Avalanche [AVAX] bulls can steer through this bearish breakout

The liquidations of Avalanche’s [AVAX] the previous symmetrical triangle brought the alt below the eight month trend line support (previous resistance).

But market-wide growth helped the bulls secure a stance above the $ 21 level. Additionally, the recent patterned breakdown could slow short-term bullish momentum.

If buyers are adamant about defending the $ 21 level, AVAX could see a phase of low volatility before any chance of a raise. As of press time, AVAX was trading at $ 22.47, down nearly 14% in the past 24 hours.

AVAX daily chart

Source: TradingView, AVAX / USDT

AVAX lost more than 90% of its value from its ATH and plunged to a ten-month low on June 19th. Hence, the bulls were quick to claim a place above the trendline support (yellow, dashed). This return saw reversal trends from the $ 30- $ 31 range resistance.

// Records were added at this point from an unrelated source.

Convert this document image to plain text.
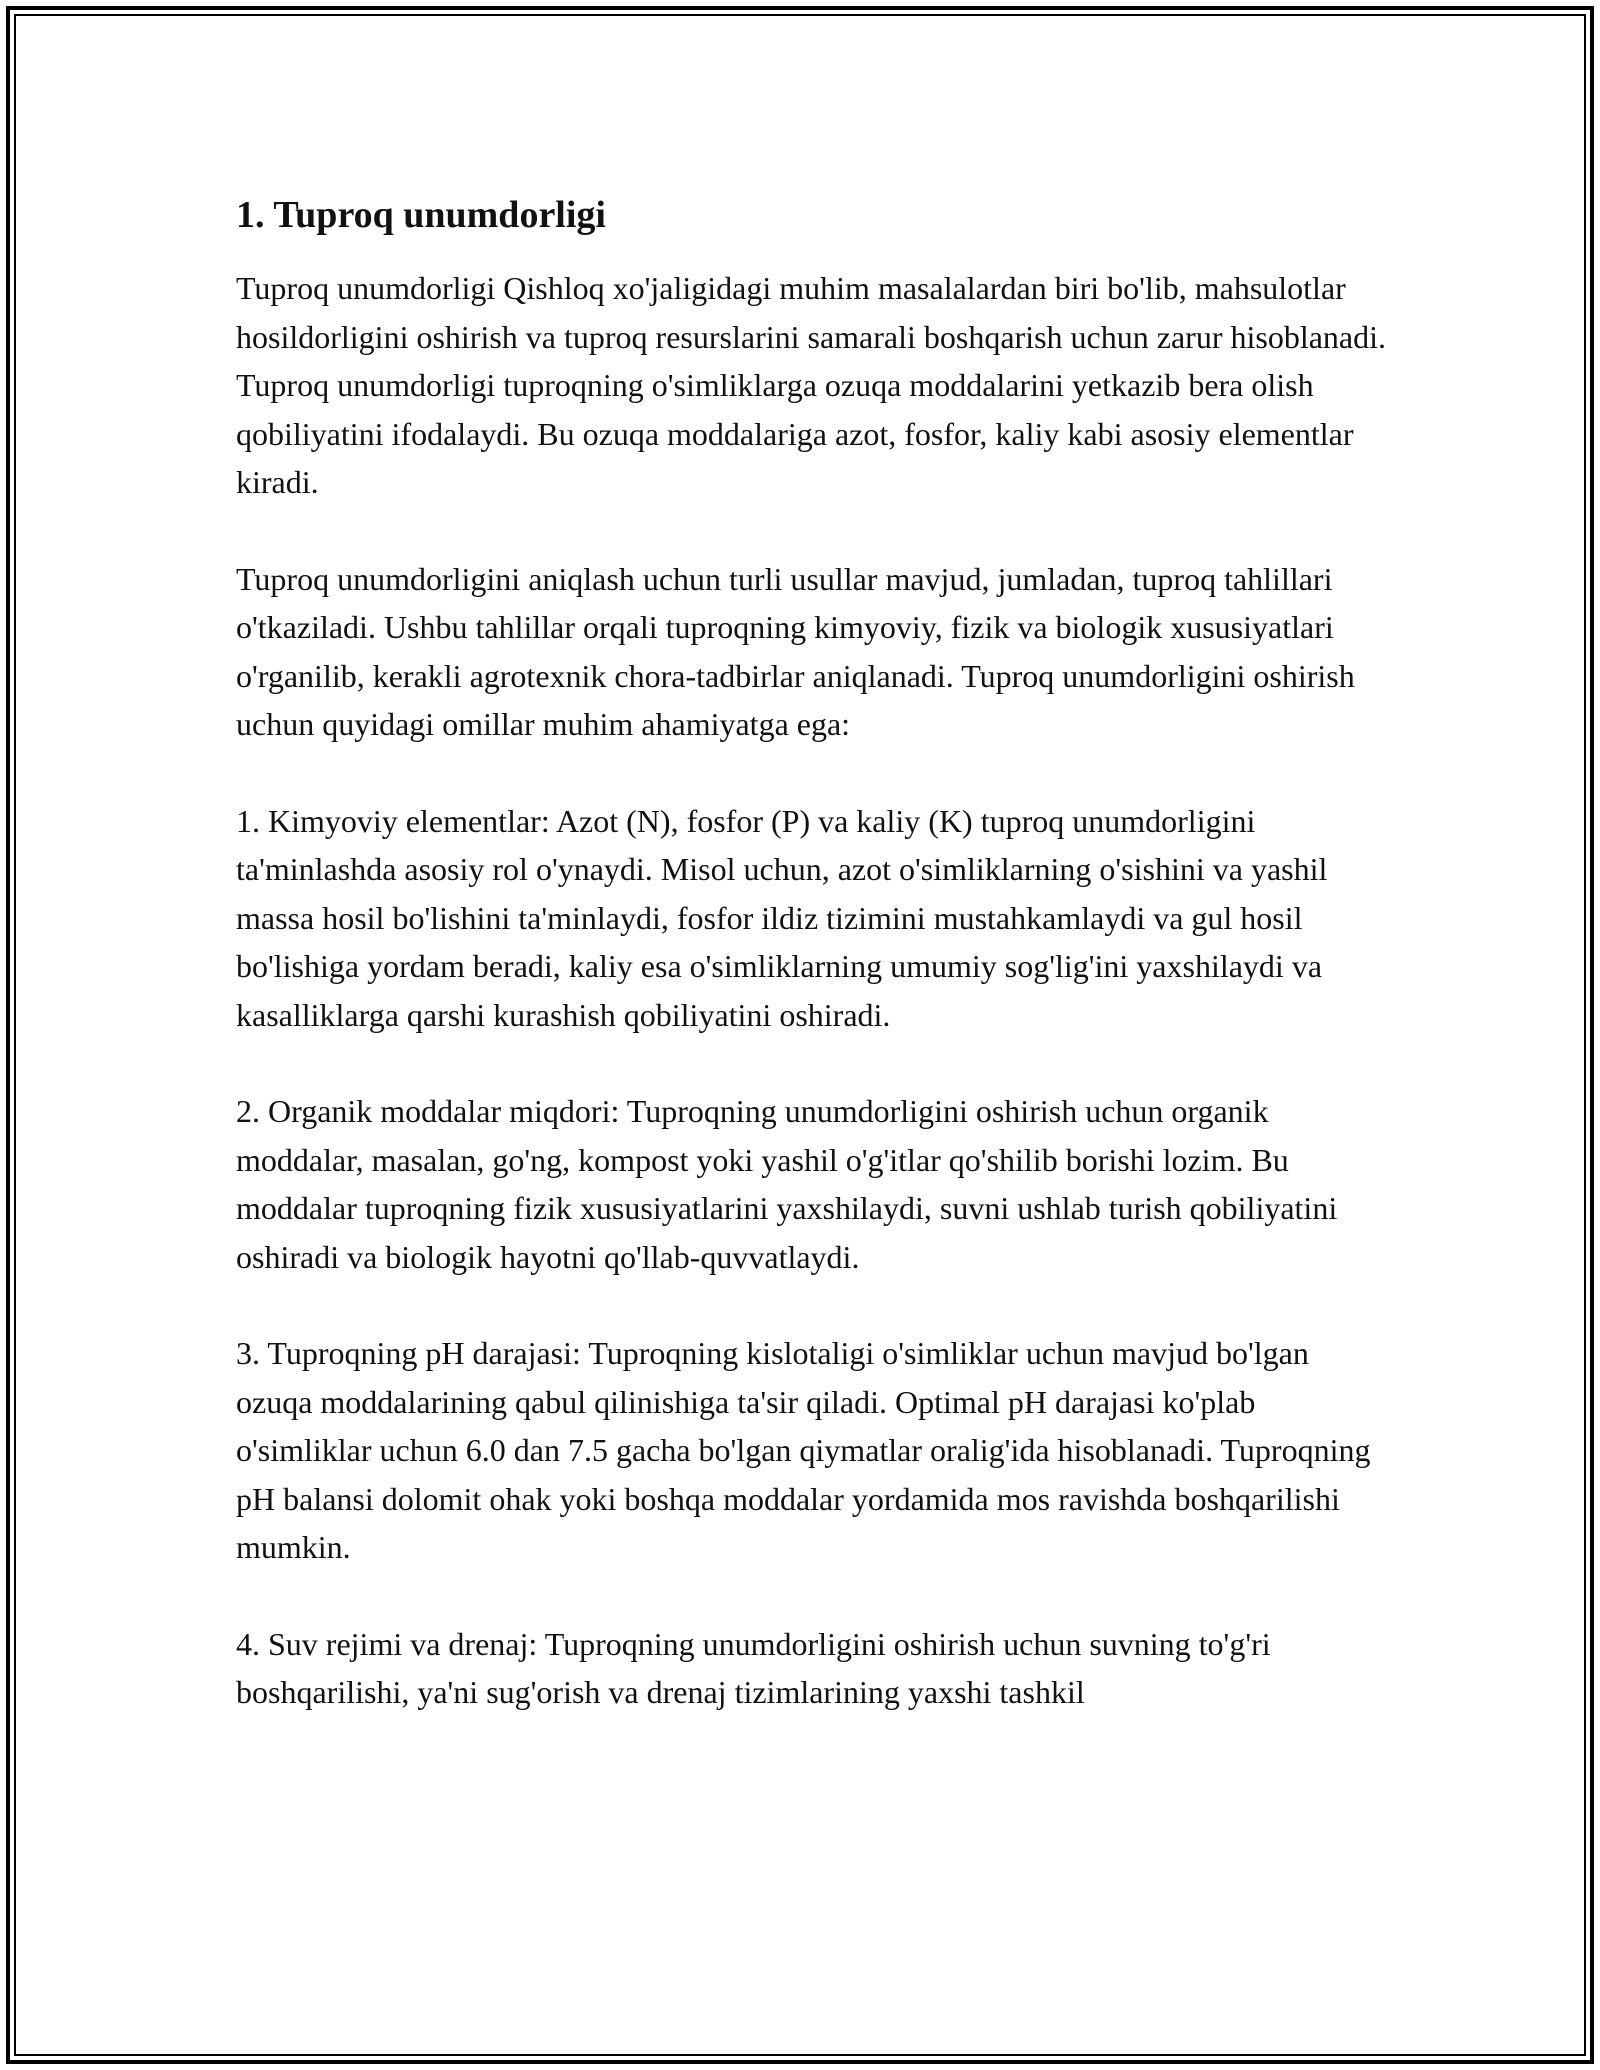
1. Tuproq unumdorligi

Tuproq unumdorligi Qishloq xo'jaligidagi muhim masalalardan biri bo'lib, mahsulotlar hosildorligini oshirish va tuproq resurslarini samarali boshqarish uchun zarur hisoblanadi. Tuproq unumdorligi tuproqning o'simliklarga ozuqa moddalarini yetkazib bera olish qobiliyatini ifodalaydi. Bu ozuqa moddalariga azot, fosfor, kaliy kabi asosiy elementlar kiradi.

Tuproq unumdorligini aniqlash uchun turli usullar mavjud, jumladan, tuproq tahlillari o'tkaziladi. Ushbu tahlillar orqali tuproqning kimyoviy, fizik va biologik xususiyatlari o'rganilib, kerakli agrotexnik chora-tadbirlar aniqlanadi. Tuproq unumdorligini oshirish uchun quyidagi omillar muhim ahamiyatga ega:

1. Kimyoviy elementlar: Azot (N), fosfor (P) va kaliy (K) tuproq unumdorligini ta'minlashda asosiy rol o'ynaydi. Misol uchun, azot o'simliklarning o'sishini va yashil massa hosil bo'lishini ta'minlaydi, fosfor ildiz tizimini mustahkamlaydi va gul hosil bo'lishiga yordam beradi, kaliy esa o'simliklarning umumiy sog'lig'ini yaxshilaydi va kasalliklarga qarshi kurashish qobiliyatini oshiradi.

2. Organik moddalar miqdori: Tuproqning unumdorligini oshirish uchun organik moddalar, masalan, go'ng, kompost yoki yashil o'g'itlar qo'shilib borishi lozim. Bu moddalar tuproqning fizik xususiyatlarini yaxshilaydi, suvni ushlab turish qobiliyatini oshiradi va biologik hayotni qo'llab-quvvatlaydi.

3. Tuproqning pH darajasi: Tuproqning kislotaligi o'simliklar uchun mavjud bo'lgan ozuqa moddalarining qabul qilinishiga ta'sir qiladi. Optimal pH darajasi ko'plab o'simliklar uchun 6.0 dan 7.5 gacha bo'lgan qiymatlar oralig'ida hisoblanadi. Tuproqning pH balansi dolomit ohak yoki boshqa moddalar yordamida mos ravishda boshqarilishi mumkin.

4. Suv rejimi va drenaj: Tuproqning unumdorligini oshirish uchun suvning to'g'ri boshqarilishi, ya'ni sug'orish va drenaj tizimlarining yaxshi tashkil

The recent breaking of the rising wedge inflicted an increase in sales volumes as AVAX plunged below its EMA bands.

With the price action approaching the $ 20- $ 21 support range, buyers would aim to look for rebound opportunities.

Here, the potential targets could lie in the $ 24 zone. However, shoppers’ inability to intervene would encourage ongoing dullness.

If so, AVAX may enter a compression phase in the next few times.

A convincing close below the $ 20 support would open shorting opportunities bringing the target into the $ 16- $ 18 range. Traders need to carefully consider the implications of macroeconomic factors on market sentiment.


Source: TradingView, AVAX / USDT

After breaking out of the midline support, the RSI moved down to the bearish region and tried to enter the oversold region. The bulls still had a long way to go to reverse the fate of their fantasy.

Although the OBV has apparently held its support level, any rebounds could provoke a short-term bullish push. Traders need to watch out for a bounce before making calls.

Additionally, the MACD bearish crossover reaffirmed bearish strength, but the lines still had to dip below the midline to represent a one-sided bearish border.


Due to the immediate support range in the $ 20- $ 21 zone, buyers are hoping for a plausible awakening. But a bearish crossover on the EMA tapes could only cause slowness in the near future. The goals would remain the same as discussed.

Finally, investors / traders need to keep an eye on the movement of Bitcoin. This reading would be essential to integrate these technical factors.